10.3.3. Replacing Missing Values¶

Another approach to dealing with missing values is to replace them. The .fillna() method will replace any missing values with a specified replacement value. In this example, we replace any missing values with the mean of the series.

# calculate the mean replacement value by first dropping missing values
mean_replacement_value = df.loc[:, 'likepizza'].dropna().mean()

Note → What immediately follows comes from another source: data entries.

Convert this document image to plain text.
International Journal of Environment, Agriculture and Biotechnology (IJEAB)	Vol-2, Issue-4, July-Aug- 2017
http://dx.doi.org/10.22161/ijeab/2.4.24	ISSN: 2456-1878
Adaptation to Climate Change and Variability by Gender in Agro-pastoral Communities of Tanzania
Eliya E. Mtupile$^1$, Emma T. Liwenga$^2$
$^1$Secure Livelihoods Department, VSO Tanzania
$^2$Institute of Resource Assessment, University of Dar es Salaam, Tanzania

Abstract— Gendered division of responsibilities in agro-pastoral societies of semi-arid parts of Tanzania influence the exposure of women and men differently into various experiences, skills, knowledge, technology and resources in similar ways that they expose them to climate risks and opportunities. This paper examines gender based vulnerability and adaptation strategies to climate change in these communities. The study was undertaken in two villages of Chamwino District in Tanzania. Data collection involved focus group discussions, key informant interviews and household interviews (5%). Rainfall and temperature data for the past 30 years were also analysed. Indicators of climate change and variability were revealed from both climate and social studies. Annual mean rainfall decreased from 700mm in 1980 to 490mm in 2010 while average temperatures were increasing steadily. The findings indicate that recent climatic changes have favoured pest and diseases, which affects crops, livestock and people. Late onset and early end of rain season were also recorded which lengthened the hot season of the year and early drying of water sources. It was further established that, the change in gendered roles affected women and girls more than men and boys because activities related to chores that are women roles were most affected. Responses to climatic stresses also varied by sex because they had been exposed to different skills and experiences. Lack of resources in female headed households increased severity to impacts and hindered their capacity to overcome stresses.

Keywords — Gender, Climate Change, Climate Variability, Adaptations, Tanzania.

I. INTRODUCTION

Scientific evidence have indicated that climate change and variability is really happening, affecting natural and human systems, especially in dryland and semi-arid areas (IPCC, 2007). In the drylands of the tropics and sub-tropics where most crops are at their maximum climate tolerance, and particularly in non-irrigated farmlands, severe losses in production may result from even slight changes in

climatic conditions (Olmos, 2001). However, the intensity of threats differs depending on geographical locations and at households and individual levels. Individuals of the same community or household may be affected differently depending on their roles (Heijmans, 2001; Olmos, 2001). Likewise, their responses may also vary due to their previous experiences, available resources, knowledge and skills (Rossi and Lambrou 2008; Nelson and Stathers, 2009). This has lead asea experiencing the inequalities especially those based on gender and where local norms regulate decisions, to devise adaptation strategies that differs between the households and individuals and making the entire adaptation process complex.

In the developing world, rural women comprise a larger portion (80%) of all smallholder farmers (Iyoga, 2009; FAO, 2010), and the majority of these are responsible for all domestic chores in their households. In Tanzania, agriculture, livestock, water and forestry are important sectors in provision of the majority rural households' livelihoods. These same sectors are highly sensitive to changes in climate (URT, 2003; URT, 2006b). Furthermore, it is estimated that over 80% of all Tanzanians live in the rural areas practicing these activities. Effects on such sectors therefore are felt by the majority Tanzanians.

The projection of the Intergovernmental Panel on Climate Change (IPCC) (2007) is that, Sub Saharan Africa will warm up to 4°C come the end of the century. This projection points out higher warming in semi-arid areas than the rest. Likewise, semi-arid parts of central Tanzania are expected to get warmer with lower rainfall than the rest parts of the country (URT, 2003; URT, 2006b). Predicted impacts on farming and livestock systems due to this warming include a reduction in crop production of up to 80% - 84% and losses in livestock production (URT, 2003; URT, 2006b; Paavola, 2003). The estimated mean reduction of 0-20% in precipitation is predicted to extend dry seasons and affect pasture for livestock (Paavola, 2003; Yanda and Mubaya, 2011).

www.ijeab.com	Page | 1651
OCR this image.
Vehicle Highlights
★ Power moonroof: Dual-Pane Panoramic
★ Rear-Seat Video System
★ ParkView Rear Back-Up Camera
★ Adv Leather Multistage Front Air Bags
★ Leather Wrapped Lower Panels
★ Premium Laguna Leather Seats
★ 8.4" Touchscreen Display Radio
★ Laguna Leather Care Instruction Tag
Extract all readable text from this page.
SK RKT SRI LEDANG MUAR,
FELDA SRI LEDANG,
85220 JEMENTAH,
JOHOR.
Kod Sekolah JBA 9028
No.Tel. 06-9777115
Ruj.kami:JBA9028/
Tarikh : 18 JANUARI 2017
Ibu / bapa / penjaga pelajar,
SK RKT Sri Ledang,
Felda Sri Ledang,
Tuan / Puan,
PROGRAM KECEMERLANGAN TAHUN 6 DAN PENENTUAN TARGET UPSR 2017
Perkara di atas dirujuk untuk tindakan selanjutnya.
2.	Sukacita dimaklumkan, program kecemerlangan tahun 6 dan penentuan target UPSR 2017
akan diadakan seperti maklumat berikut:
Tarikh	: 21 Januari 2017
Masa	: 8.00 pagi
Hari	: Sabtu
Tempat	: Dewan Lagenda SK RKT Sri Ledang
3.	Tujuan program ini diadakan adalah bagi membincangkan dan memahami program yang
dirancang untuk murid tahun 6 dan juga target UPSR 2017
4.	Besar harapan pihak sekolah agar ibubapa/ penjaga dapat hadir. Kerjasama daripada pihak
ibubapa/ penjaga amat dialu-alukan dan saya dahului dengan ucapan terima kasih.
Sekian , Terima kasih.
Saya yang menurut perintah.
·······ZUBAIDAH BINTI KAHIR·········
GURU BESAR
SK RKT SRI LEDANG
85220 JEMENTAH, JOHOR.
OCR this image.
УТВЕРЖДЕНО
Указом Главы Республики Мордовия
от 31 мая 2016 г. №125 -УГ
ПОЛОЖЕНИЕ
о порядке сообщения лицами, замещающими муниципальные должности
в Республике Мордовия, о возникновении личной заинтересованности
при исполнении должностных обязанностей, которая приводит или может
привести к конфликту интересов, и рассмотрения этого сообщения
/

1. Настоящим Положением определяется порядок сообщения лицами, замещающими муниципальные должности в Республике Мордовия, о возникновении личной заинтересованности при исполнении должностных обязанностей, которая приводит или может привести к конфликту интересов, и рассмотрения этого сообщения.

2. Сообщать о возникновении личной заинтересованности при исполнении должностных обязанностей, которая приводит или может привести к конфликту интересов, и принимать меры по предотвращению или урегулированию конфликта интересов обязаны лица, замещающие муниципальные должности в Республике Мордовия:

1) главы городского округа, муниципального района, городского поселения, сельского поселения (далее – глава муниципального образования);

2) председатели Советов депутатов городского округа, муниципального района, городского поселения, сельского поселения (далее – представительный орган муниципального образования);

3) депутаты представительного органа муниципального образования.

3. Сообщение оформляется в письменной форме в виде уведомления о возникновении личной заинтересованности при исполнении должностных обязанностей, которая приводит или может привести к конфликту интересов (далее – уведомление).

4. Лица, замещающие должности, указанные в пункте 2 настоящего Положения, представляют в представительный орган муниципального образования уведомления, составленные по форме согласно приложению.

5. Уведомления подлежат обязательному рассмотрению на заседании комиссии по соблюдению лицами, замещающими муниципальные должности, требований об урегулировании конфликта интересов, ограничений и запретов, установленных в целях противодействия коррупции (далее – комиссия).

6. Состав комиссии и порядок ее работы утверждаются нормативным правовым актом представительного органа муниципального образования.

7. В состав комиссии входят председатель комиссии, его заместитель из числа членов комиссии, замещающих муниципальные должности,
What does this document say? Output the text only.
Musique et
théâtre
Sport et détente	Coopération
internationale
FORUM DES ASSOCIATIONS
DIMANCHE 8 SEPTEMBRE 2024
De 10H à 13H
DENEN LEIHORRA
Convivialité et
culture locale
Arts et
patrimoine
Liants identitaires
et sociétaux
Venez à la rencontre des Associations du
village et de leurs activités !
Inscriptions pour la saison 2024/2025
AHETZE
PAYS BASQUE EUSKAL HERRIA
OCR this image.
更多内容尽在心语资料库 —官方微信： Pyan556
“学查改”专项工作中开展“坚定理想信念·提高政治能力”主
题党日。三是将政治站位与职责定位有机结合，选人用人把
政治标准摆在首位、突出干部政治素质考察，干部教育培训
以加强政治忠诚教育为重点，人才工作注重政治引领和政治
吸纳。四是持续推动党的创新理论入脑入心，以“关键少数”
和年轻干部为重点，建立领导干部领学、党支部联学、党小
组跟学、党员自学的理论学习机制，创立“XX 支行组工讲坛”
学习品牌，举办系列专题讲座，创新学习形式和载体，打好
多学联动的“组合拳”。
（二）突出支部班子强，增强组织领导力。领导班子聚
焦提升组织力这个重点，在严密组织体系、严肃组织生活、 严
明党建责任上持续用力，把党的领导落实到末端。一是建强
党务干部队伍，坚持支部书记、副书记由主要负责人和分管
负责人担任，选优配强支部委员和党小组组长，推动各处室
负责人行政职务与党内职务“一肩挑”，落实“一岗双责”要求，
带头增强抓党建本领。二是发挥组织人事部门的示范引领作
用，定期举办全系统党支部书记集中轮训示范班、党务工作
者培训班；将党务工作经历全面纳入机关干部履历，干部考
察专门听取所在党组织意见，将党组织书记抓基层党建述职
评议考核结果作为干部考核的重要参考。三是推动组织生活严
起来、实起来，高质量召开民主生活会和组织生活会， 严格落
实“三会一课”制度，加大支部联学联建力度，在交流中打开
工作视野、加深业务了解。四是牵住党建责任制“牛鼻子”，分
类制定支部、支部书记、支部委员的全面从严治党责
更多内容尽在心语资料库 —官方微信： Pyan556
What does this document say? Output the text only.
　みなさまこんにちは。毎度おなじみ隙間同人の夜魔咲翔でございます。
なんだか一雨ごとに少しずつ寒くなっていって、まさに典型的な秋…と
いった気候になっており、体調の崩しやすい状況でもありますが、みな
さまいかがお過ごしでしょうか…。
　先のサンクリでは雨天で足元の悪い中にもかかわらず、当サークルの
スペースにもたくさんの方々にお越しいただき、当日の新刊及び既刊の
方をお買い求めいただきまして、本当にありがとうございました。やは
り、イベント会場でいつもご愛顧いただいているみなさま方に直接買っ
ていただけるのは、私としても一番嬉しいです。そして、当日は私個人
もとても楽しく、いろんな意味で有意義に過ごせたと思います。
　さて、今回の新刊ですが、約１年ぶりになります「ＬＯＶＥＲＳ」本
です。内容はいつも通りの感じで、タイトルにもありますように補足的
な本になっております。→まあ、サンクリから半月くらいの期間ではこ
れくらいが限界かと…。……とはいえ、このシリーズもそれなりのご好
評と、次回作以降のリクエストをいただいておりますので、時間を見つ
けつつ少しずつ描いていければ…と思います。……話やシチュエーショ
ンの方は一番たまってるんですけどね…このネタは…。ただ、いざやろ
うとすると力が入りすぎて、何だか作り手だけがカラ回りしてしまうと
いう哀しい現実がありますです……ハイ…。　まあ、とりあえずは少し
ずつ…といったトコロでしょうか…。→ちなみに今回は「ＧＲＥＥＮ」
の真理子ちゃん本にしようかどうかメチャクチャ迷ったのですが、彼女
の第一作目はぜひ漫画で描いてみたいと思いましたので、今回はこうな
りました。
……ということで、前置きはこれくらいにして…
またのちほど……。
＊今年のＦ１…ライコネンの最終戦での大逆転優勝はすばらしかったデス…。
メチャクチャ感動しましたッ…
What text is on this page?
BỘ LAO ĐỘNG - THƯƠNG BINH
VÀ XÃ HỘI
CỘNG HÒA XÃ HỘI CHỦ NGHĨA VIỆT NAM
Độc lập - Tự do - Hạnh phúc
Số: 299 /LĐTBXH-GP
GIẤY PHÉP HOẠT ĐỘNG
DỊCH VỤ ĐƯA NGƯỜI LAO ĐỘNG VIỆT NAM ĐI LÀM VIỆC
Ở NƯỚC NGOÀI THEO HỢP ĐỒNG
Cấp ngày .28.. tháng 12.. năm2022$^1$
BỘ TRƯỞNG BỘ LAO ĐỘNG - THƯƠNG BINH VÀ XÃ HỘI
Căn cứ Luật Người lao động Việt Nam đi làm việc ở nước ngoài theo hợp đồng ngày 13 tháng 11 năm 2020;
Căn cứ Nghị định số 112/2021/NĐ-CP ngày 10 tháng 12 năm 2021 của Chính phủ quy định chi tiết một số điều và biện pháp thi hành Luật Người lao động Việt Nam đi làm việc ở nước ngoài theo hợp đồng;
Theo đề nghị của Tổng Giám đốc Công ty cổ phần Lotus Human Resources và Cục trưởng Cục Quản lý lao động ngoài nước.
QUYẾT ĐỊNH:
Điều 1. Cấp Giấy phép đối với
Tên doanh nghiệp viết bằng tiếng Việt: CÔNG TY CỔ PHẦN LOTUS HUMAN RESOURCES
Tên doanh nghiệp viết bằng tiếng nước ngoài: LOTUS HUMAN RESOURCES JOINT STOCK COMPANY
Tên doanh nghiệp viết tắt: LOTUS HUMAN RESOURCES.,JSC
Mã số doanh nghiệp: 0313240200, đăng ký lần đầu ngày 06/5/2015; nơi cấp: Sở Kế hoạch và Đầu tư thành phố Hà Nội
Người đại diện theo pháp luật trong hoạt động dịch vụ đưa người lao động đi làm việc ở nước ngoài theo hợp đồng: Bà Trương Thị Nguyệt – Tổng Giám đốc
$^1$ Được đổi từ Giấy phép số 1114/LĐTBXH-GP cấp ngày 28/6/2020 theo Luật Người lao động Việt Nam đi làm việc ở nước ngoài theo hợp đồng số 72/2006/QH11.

# use the calculated mean to replace the missing values (assigned to a new series)
df.loc[:, 'likepizza_w_replace'] = df.loc[:, 'likepizza'].fillna(mean_replacement_value)

# check the result
df.loc[:, ['likepizza', 'likepizza_w_replace']].info()

Output:

<class 'pandas.core.frame.DataFrame'>
RangeIndex: 204 entries, 0 to 203
Data columns (total 2 columns):
 #   Column               Non-Null Count  Dtype
---  ------               --------------  -----
 0   likepizza            203 non-null    float64
 1   likepizza_w_replace  204 non-null    float64
dtypes: float64(2)
memory usage: 3.3 KB

10.4. Duplicate Entries¶

Duplicate entries are erroneous entries in a dataset that contain the exact same (or nearly the same) information. A good, and common, example of erroneous duplicate entries occurs in online surveys where a respondent accidentally submits the same survey multiple times. Duplicate entries can occur in all kinds of data, for all kinds of reasons, and can be difficult to detect if the dataset also contains legitimate entries that have identical values.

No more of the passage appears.